Emily Dickinson quipped, “To make a prairie it takes a clover and one bee, One clover, and a bee, And revery. The revery alone will do, If bees are few.” As Spring is in bloom, Kitchen Table Talks will “bee” giving our tireless farming partners, the honeybee, their due, and providing a timely update on the devastating malady mysteriously affecting hives worldwide—known as “Colony Collapse Disorder (CCD)”.
When and where you ask?
Tuesday, April 27th
Viracocha, 998 Valencia Street @ 21st Street
6:30 pm, food and drinks plus a short film: Pollen Nation
7:00 pm, Discussion
The fascinating world of today’s honeybee is magnificently operatic in scope. Reflecting the times, their saga includes familiar human issues of:
– Class: Queen/ worker bee/ drone
– Sexism: it’s good to be the Queen
– Race: Africanized “killer” bee, importation from abroad
– Intrigue: “Colony Collapse Disorder (CCD)”
– Immigration: European Honeybee brought over in 1600s
– Fear: “They pollinate up to 1/3 of American diet, and they are dying en masse?”
– Environmental degradation: insecticides, pesticides, monocultures
– Dramatic Exits: sting then die, sex then die
– Exploitation: “excess” honey, transporting colonies over long distances
– Hyperbole: “wiped out in 10 years!”
– Diet: surely a marker for our time– even the ubiquitous corn syrup makes an appearance…
Honeybees have existed for at least 8o million years. Across many ancient civilizations, bees have long been revered and considered sacred: for their pollination skills, nectar, health and medicinal value, wax and more.

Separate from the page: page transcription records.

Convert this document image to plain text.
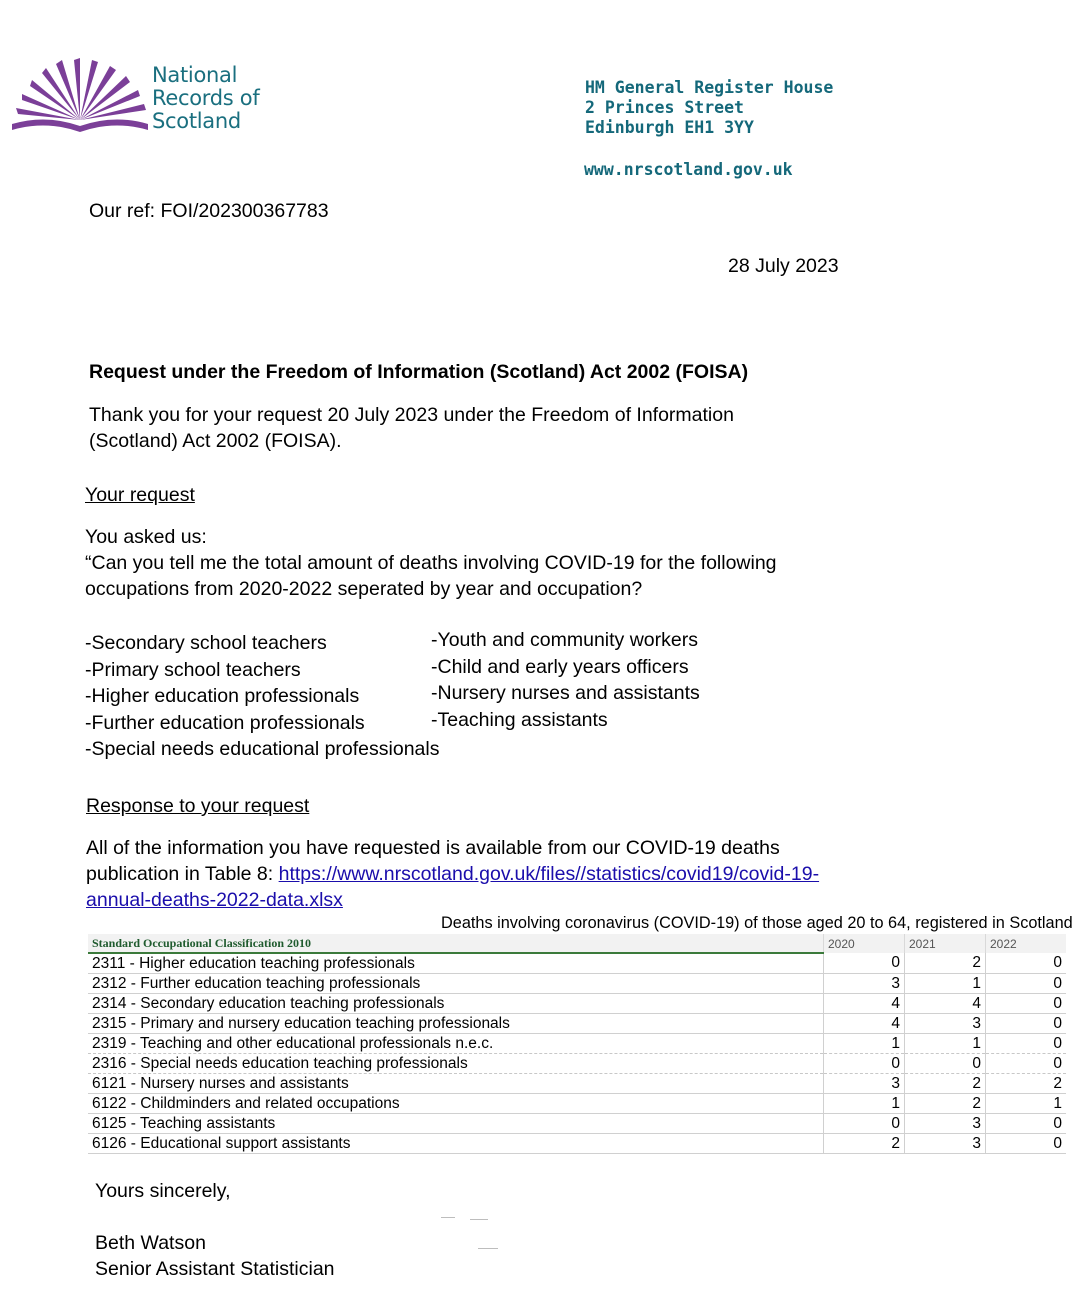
National
Records of
Scotland
HM General Register House
2 Princes Street
Edinburgh EH1 3YY
www.nrscotland.gov.uk
Our ref: FOI/202300367783
28 July 2023
Request under the Freedom of Information (Scotland) Act 2002 (FOISA)
Thank you for your request 20 July 2023 under the Freedom of Information (Scotland) Act 2002 (FOISA).
Your request
You asked us:
“Can you tell me the total amount of deaths involving COVID-19 for the following occupations from 2020-2022 seperated by year and occupation?
-Secondary school teachers
-Primary school teachers
-Higher education professionals
-Further education professionals
-Special needs educational professionals
-Youth and community workers
-Child and early years officers
-Nursery nurses and assistants
-Teaching assistants
Response to your request
All of the information you have requested is available from our COVID-19 deaths publication in Table 8: https://www.nrscotland.gov.uk/files//statistics/covid19/covid-19-annual-deaths-2022-data.xlsx
Deaths involving coronavirus (COVID-19) of those aged 20 to 64, registered in Scotland
Standard Occupational Classification 2010	2020	2021	2022
2311 - Higher education teaching professionals	0	2	0
2312 - Further education teaching professionals	3	1	0
2314 - Secondary education teaching professionals	4	4	0
2315 - Primary and nursery education teaching professionals	4	3	0
2319 - Teaching and other educational professionals n.e.c.	1	1	0
2316 - Special needs education teaching professionals	0	0	0
6121 - Nursery nurses and assistants	3	2	2
6122 - Childminders and related occupations	1	2	1
6125 - Teaching assistants	0	3	0
6126 - Educational support assistants	2	3	0
Yours sincerely,
Beth Watson
Senior Assistant Statistician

About one-third of the human diet is derived from insect-pollinated plants, and Honeybees, the most effective pollinator, are responsible for about 80 percent of that. Some crops, including blueberries and cherries, are 90 percent dependent on HoneyBee pollination; one crop, almonds, depends entirely on the honeybee.
California has the largest beekeeping industry of any state in the U.S.: nearly three-fourths of the country’s commercial honeybee crop pollination is conducted here. About two million colonies across the country are rented by growers each year to service over 90 different crops. Whether you are a massive factory farm, or the smallest home gardener, all of us should recognize the tremendous outsized contribution these bees have made to our lives.